Para Isabel, por haber descubierto el amor.
Para Eduardo, por las revelaciones.
Para ambos, la jornada como un todo.
La de ahora era una excepción más que
evidente para el experto en arqueología submarina. De encontrarse en su casa en
la periferia de Las Heras, dispondría de los aparatos eléctricos para
procurarse aire, un acondicionador funcionando a una capacidad moderada, según
fuera necesario; el reloj también eléctrico, que estaba programado para
anunciar las cinco en punto con un estridente silbatazo, y las luces
artificiales. Además, la cercanía a las calles asfaltadas y una avenida eran
promesa de ruido. Menos de cuarenta y ocho horas antes había recuperado el
conocimiento tras permanecer cincuenta días sin el. Confirmada al instante su
máxima creencia, o una de las dos máximas – no solo había hadas en este
planeta, sino también los espectros o almas solitarias, aunque no las había
visto, sirenas, tritones y gnomos… quien sabe que o cuales seres elementales
permanecían todavía incógnitos para el – pudo recuperar el deseo de vivir,
aquel que perdiera encontrándose a la deriva en uno de los océanos de este
mundo. Más aun, había pasado de ser un escéptico parcial a un creyente total en
lo referente a la existencia de la magia y la vida extraterrestre. Más dichoso,
si algo así era posible, se había sentido al tener el pleno convencimiento de
que la presencia de un ser humano (un “alienígena”) no estaba siendo rechazada
de que le estaba cayendo en gracia a todo el mundo en la ciudad capital y puede
que fuera de ella ya estuvieran formulando opiniones sobre el, porque la
noticia ya se conocía en todos los rincones del planeta, e incluso tenía como
novia (compañera de amores o compañera sentimental) a un hada que, además de
ser precisamente eso, representaba la belleza, algo que la convertía en una de
las mujeres más lindas de la raza feérica: cabello lacio con abundante
flequillo, nariz recta, ojos claros, un efecto tranquilizador en la voz, algo
característico en la especie, la belleza física superior a la media, una
consecuencia de su don, y medidas que como mínimo eran las ideales en busto,
cintura y cadera. Isabel, además, era su cuidadora y guía, algo que iría
perdiendo su efecto a medida que Eduardo se fuera integrando a la sociedad. Y
la capital del reino de Insulandia era en su conjunto el lugar idílico,
perfecto y paradisíaco; el “País de las hadas”, mencionado en cuentos, fábulas,
historias, leyendas y relatos de las islas británicas.

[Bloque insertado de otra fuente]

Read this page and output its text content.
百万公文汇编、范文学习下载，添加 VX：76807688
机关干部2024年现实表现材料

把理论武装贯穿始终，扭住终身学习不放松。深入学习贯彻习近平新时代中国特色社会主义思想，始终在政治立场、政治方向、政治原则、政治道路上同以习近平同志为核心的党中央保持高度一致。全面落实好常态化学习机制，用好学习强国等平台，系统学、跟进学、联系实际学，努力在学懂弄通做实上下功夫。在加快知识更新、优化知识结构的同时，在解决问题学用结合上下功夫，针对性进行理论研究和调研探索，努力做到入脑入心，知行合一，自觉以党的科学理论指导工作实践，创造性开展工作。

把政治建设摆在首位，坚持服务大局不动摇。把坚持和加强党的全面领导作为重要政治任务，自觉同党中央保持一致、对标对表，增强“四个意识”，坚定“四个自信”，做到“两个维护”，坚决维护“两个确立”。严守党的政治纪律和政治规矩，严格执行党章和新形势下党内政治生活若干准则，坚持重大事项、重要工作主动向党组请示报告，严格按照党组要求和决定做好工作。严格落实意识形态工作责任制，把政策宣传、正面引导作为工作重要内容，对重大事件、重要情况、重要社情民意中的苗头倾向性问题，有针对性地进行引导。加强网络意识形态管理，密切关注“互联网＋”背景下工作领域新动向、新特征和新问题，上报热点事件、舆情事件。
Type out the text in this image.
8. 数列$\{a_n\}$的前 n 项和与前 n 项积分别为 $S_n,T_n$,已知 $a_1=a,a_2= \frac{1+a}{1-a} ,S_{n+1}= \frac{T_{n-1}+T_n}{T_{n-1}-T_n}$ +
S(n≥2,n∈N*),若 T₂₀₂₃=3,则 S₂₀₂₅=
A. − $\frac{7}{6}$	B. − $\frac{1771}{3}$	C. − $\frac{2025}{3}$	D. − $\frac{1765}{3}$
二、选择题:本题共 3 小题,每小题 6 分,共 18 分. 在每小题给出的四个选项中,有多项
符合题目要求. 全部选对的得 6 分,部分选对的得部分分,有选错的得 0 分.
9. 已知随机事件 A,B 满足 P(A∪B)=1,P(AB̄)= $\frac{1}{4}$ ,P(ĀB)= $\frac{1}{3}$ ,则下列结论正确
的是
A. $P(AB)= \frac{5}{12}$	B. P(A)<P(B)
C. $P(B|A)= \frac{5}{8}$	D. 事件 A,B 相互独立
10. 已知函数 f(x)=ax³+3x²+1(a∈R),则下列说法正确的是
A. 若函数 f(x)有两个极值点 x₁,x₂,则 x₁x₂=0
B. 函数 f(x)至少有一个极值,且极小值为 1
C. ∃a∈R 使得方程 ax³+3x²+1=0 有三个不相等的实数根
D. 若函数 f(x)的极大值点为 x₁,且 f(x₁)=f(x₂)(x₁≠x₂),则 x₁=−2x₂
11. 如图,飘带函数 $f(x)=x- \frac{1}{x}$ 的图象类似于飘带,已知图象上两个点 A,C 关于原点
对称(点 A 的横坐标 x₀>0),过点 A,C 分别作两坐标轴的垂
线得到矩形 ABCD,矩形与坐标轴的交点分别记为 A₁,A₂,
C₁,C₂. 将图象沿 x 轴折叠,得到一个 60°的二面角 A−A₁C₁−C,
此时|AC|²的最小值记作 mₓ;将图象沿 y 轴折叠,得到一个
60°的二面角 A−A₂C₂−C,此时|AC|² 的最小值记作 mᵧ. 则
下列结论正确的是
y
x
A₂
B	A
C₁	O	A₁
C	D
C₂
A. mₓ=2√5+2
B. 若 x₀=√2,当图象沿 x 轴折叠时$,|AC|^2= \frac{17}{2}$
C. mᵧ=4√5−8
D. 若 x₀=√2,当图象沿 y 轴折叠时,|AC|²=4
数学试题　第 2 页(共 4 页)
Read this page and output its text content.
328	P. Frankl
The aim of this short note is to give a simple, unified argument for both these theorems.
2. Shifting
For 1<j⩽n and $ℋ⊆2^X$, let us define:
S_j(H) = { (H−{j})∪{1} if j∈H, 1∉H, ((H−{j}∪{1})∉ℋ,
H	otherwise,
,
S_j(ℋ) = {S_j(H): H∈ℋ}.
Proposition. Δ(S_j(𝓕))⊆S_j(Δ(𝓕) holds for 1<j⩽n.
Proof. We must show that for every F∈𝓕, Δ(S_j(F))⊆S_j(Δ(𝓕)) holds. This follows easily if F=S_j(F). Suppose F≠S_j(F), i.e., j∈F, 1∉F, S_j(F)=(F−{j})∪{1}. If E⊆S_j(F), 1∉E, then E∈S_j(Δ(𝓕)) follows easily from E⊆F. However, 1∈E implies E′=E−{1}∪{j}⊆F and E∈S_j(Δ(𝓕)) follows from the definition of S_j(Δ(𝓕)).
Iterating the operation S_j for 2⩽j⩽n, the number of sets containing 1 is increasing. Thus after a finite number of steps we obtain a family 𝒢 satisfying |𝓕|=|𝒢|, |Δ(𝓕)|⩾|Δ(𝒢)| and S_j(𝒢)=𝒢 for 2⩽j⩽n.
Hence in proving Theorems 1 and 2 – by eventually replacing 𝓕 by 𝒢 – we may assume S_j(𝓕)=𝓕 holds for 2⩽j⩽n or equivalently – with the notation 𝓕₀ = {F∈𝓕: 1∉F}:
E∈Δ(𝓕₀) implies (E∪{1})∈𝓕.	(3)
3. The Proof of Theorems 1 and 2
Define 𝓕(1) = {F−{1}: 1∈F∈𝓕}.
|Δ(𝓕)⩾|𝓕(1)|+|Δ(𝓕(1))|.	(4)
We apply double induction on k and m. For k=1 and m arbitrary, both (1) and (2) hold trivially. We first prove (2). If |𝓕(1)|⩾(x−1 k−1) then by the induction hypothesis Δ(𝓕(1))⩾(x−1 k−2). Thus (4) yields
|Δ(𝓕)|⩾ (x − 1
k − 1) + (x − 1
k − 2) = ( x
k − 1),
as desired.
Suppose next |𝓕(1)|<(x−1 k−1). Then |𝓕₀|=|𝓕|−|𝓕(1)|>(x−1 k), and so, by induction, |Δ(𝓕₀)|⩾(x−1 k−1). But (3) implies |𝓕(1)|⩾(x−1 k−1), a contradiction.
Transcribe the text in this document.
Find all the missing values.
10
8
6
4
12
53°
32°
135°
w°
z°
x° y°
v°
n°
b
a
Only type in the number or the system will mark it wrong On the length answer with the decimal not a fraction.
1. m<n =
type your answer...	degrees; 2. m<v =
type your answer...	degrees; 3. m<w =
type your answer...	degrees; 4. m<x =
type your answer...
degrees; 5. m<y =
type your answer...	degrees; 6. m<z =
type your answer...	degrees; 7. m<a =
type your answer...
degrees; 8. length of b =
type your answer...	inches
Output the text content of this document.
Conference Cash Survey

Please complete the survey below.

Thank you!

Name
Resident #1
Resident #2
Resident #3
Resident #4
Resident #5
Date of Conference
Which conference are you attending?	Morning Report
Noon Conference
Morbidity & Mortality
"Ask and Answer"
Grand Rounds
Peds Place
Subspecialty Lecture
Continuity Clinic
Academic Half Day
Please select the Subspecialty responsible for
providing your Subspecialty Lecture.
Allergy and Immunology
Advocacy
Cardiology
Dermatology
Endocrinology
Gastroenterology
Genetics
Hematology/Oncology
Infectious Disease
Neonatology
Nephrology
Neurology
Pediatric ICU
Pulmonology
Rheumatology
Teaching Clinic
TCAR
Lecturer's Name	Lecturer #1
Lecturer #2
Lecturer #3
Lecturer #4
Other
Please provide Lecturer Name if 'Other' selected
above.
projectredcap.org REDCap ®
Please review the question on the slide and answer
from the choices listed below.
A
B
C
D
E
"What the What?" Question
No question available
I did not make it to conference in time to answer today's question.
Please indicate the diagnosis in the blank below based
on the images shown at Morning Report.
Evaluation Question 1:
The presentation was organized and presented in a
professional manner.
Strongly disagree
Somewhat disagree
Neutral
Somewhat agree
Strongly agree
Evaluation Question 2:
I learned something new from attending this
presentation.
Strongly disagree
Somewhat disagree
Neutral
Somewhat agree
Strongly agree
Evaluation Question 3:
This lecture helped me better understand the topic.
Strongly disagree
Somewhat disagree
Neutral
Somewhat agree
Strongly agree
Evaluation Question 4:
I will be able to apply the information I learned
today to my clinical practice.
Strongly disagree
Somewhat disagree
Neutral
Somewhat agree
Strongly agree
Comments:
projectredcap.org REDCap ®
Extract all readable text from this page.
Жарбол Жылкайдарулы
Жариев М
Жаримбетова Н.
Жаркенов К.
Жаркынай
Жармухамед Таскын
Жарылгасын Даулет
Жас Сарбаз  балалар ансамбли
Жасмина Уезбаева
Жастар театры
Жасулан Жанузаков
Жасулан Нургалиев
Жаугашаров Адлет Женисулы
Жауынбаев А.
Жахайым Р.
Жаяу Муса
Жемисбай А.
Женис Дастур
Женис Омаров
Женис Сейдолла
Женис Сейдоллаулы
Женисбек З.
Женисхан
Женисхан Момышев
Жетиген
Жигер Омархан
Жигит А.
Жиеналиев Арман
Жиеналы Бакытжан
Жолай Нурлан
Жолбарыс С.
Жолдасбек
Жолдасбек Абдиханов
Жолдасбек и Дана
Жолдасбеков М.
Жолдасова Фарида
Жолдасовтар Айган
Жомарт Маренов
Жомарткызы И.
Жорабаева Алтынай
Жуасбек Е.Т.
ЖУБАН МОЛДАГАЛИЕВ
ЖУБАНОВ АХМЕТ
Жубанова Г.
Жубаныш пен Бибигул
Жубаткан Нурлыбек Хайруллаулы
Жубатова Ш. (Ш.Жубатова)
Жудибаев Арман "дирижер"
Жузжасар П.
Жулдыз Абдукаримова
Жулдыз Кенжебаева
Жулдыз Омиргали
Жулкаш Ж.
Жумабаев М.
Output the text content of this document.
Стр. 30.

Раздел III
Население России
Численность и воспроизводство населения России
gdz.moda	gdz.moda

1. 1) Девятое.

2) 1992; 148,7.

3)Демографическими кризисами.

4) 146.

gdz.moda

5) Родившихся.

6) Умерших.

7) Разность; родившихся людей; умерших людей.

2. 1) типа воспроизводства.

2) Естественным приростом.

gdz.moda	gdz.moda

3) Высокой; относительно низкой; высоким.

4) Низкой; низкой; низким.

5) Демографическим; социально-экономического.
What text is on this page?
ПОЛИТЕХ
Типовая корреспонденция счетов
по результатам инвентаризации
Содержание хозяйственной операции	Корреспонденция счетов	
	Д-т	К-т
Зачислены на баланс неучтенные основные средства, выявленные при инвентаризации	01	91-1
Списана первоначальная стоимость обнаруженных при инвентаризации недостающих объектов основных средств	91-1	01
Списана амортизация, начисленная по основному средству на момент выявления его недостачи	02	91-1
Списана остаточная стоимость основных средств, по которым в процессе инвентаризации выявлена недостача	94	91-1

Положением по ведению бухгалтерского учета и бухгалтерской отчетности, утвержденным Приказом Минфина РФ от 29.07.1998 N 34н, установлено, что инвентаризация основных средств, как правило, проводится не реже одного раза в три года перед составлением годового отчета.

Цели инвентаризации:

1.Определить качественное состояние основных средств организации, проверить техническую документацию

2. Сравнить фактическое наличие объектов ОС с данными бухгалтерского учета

“Después de todo, si existe un mundo ideal en
una parte del Universo”.
Ese había sido su último pensamiento, antes
de cerrar los ojos y quedarse profundamente dormido.
No importaba la óptica que se empleara, era
cierto eso de que le estaba la vida sonriendo, y mucho. Su primer pensamiento
posterior a haber entrado otra vez a la vivienda había sido asimilar y aceptar
la idea de que no se encontraba, por primera vez desde que empezaran los
desperfectos y fallas en el antiquísimo monoplaza, alarmado ni preocupado pos
su vida, aquella ya armada y constituida en Las Heras, ni siquiera por la casa
abandonada a su suerte en la periferia. ¿Era acaso posible que la sociedad y el
planeta de los seres feéricos y elementales como un todo pudiera tener el mismo
efecto tranquilizador y calmante – espiritual, anímica, moral y mentalmente
hablando – que los habitantes, por lo pronto las hadas?, ¿emociones carentes de
conflicto?, ¿sería tal vez que el entorno provocaba esos efectos gratificantes,
al punto de logar incluso la desaparición de su mente de todos y cada uno de
los pensamientos negativos y malas vibras?, ¿o sería una combinación de las dos
cosas?.
“Tal vez sea la tercera opción”.
La conclusión fue esa.
A esa había llegado Eduardo desde que usara
la puerta espacial, el más grande de los logros de las hadas a la fecha en
materia de tecnología y también de ciencia, en el viaje de regreso a La Fragua,
5-16-7. Desde que dejara el parque La Bonita, tomado el de la mano con su
flamante compañera sentimental, su mente, el tenía la sensación, nunca se había
encontrado tan clara ni tan despejada, totalmente libre de preocupaciones,
malas vibras, temores, remordimientos, melancolía y cualquier otro tipo de
pensamiento negativo (la nostalgia no calificaba como tal para Eduardo, ni
creía que lo fuera). Tampoco había algo malo físicamente, ya en otras y muchas oportunidades
hubo de permanecer sin dormir n descansar durante horas, como aquellas
rutinarias salidas de los viernes y sábados – casa-trabajo-bar- casa y
casa-trabajo-club nocturno-casa, de no menos de las cuatro sextas partes del
día cada una – acarreando como resultado muy pocas horas de sueño tras haber
vuelto a su casa, o, peor, un ataque de estrés ante la ausencia de esas horas.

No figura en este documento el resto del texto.